O MIBEL tem futuro? A resposta é simples: sim, tem. No entanto, como qualquer acordo internacional, terá de se adaptar às novas e desafiantes circunstâncias. Se o mundo está a mudar rapidamente, o setor da energia é certamente um dos que mais sentem essa aceleração.

Nos próximos anos, será necessário aprofundar a harmonização regulatória e fiscal entre Portugal e Espanha. As diferenças regulatórias e fiscais entre os dois países criam distorções de mercado, dificultando uma concorrência justa. Um exemplo é a gestão do mercado regulado retalhista, nomeadamente no acesso e definição de preços nos dois países. Um reforço do poder do conselho de reguladores do MIBEL (ERSE, CMVM, CMNV e CNMC) seria um passo importante para alcançar maior harmonização.

Portugal e Espanha devem continuar a “lutar” nas entidades europeias pelo aumento da interconexão entre a Península Ibérica e o resto da Europa. Uma interligação forte seria decisiva para beneficiar as condições excecionais de produção de energia renovável que ambos os países possuem. Além disso, funcionaria como um armazenamento indireto altamente eficaz.
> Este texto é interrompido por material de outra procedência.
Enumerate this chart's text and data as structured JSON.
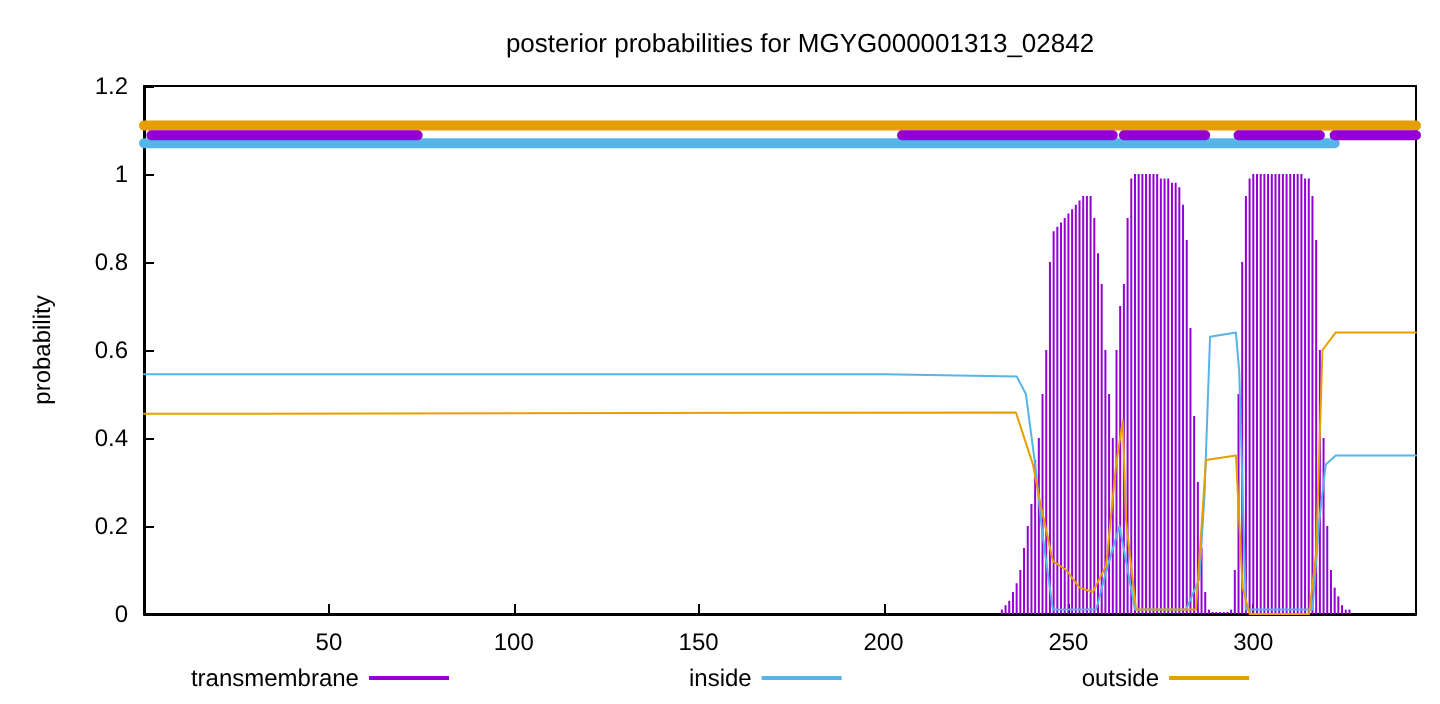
{
  "chart_data": {
    "type": "line",
    "title": "posterior probabilities for MGYG000001313_02842",
    "ylabel": "probability",
    "xlim": [
      0,
      344
    ],
    "xticks": [
      50,
      100,
      150,
      200,
      250,
      300
    ],
    "ylim": [
      0,
      1.2
    ],
    "yticks": [
      0,
      0.2,
      0.4,
      0.6,
      0.8,
      1,
      1.2
    ],
    "grid": false,
    "legend": "bottom",
    "marker": "none",
    "series": [
      {
        "name": "transmembrane",
        "type": "bar",
        "color": "#9400d3",
        "x": [
          232,
          233,
          234,
          235,
          236,
          237,
          238,
          239,
          240,
          241,
          242,
          243,
          244,
          245,
          246,
          247,
          248,
          249,
          250,
          251,
          252,
          253,
          254,
          255,
          256,
          257,
          258,
          259,
          260,
          261,
          262,
          263,
          264,
          265,
          266,
          267,
          268,
          269,
          270,
          271,
          272,
          273,
          274,
          275,
          276,
          277,
          278,
          279,
          280,
          281,
          282,
          283,
          284,
          285,
          286,
          287,
          288,
          289,
          290,
          291,
          292,
          293,
          294,
          295,
          296,
          297,
          298,
          299,
          300,
          301,
          302,
          303,
          304,
          305,
          306,
          307,
          308,
          309,
          310,
          311,
          312,
          313,
          314,
          315,
          316,
          317,
          318,
          319,
          320,
          321,
          322,
          323,
          324,
          325,
          326
        ],
        "values": [
          0.01,
          0.02,
          0.03,
          0.05,
          0.07,
          0.1,
          0.15,
          0.2,
          0.25,
          0.35,
          0.4,
          0.5,
          0.6,
          0.8,
          0.87,
          0.88,
          0.89,
          0.9,
          0.91,
          0.92,
          0.93,
          0.94,
          0.95,
          0.95,
          0.95,
          0.9,
          0.82,
          0.75,
          0.6,
          0.5,
          0.4,
          0.6,
          0.7,
          0.75,
          0.9,
          0.99,
          1,
          1,
          1,
          1,
          1,
          1,
          1,
          0.99,
          0.99,
          0.99,
          0.98,
          0.98,
          0.97,
          0.93,
          0.85,
          0.65,
          0.45,
          0.3,
          0.15,
          0.05,
          0.01,
          0,
          0,
          0,
          0,
          0,
          0.01,
          0.1,
          0.5,
          0.8,
          0.95,
          0.99,
          1,
          1,
          1,
          1,
          1,
          1,
          1,
          1,
          1,
          1,
          1,
          1,
          1,
          1,
          0.99,
          0.99,
          0.95,
          0.85,
          0.6,
          0.4,
          0.2,
          0.1,
          0.06,
          0.04,
          0.02,
          0.01,
          0.01
        ]
      },
      {
        "name": "inside",
        "color": "#56b4e9",
        "x": [
          0,
          200,
          236,
          238.5,
          241,
          243,
          245.8,
          257.5,
          260,
          263.8,
          265.6,
          268,
          281.8,
          285.4,
          286.8,
          288.3,
          295.3,
          296.2,
          298,
          316,
          317.8,
          319.6,
          322.3,
          344
        ],
        "values": [
          0.545,
          0.545,
          0.54,
          0.5,
          0.34,
          0.18,
          0.01,
          0.01,
          0.09,
          0.2,
          0.12,
          0.01,
          0.01,
          0.08,
          0.27,
          0.63,
          0.64,
          0.55,
          0.01,
          0.01,
          0.21,
          0.34,
          0.36,
          0.36
        ]
      },
      {
        "name": "outside",
        "color": "#e69f00",
        "x": [
          0,
          235.8,
          240.4,
          242.2,
          245.8,
          249.4,
          253,
          256.6,
          260.2,
          262.9,
          264.7,
          265.6,
          268.3,
          284.5,
          287.2,
          295.3,
          297.1,
          299,
          315.1,
          317,
          318.7,
          322.3,
          344
        ],
        "values": [
          0.455,
          0.458,
          0.34,
          0.26,
          0.12,
          0.1,
          0.06,
          0.05,
          0.11,
          0.34,
          0.44,
          0.21,
          0.01,
          0.01,
          0.35,
          0.36,
          0.06,
          0,
          0,
          0.14,
          0.6,
          0.64,
          0.64
        ]
      },
      {
        "color": "#e69f00",
        "x": [
          0,
          344
        ],
        "values": [
          1.11,
          1.11
        ]
      },
      {
        "color": "#56b4e9",
        "x": [
          0,
          322
        ],
        "values": [
          1.07,
          1.07
        ]
      },
      {
        "color": "#9400d3",
        "x": [
          2,
          74,
          138,
          205,
          262,
          263.5,
          265,
          287,
          291.5,
          296,
          318,
          320,
          322,
          344
        ],
        "values": [
          1.088,
          1.088,
          null,
          1.088,
          1.088,
          null,
          1.088,
          1.088,
          null,
          1.088,
          1.088,
          null,
          1.088,
          1.088
        ]
      }
    ]
  }
}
O mercado a prazo ibérico ainda não recuperou os níveis de liquidez pré-crise energética, ao contrário do que aconteceu no resto da Europa. É necessário que os reguladores analisem este fenómeno e atuem de acordo com as soluções encontradas no início do MIBEL, nomeadamente através de leilões que agreguem liquidez.

O MIBEL tem também de se adaptar ao redesenho do mercado elétrico europeu aprovado no final do ano passado pela União Europeia. O principal objetivo desta reforma, passou por tornar os preços da eletricidade menos dependentes da volatilidade dos preços dos combustíveis fósseis, e pela aposta em instrumentos que permitam fazer a gestão de risco da volatilidade de curto prazo das commodities energéticas. Novos produtos e sistemas serão exigidos ao MIBEL para acomodar estas exigências europeias.

A capacidade do MIBEL de se adaptar a este “novo mundo” de inteligência artificial, transição digital e sustentabilidade ambiental será crucial para que, daqui a 20 anos, a ERSE possa organizar e celebrar mais conquistas de um mercado ibérico de eletricidade que nos ensina como Portugal e Espanha, ao unir esforços, conseguem potenciar as suas qualidades e recursos em favor dos seus cidadãos.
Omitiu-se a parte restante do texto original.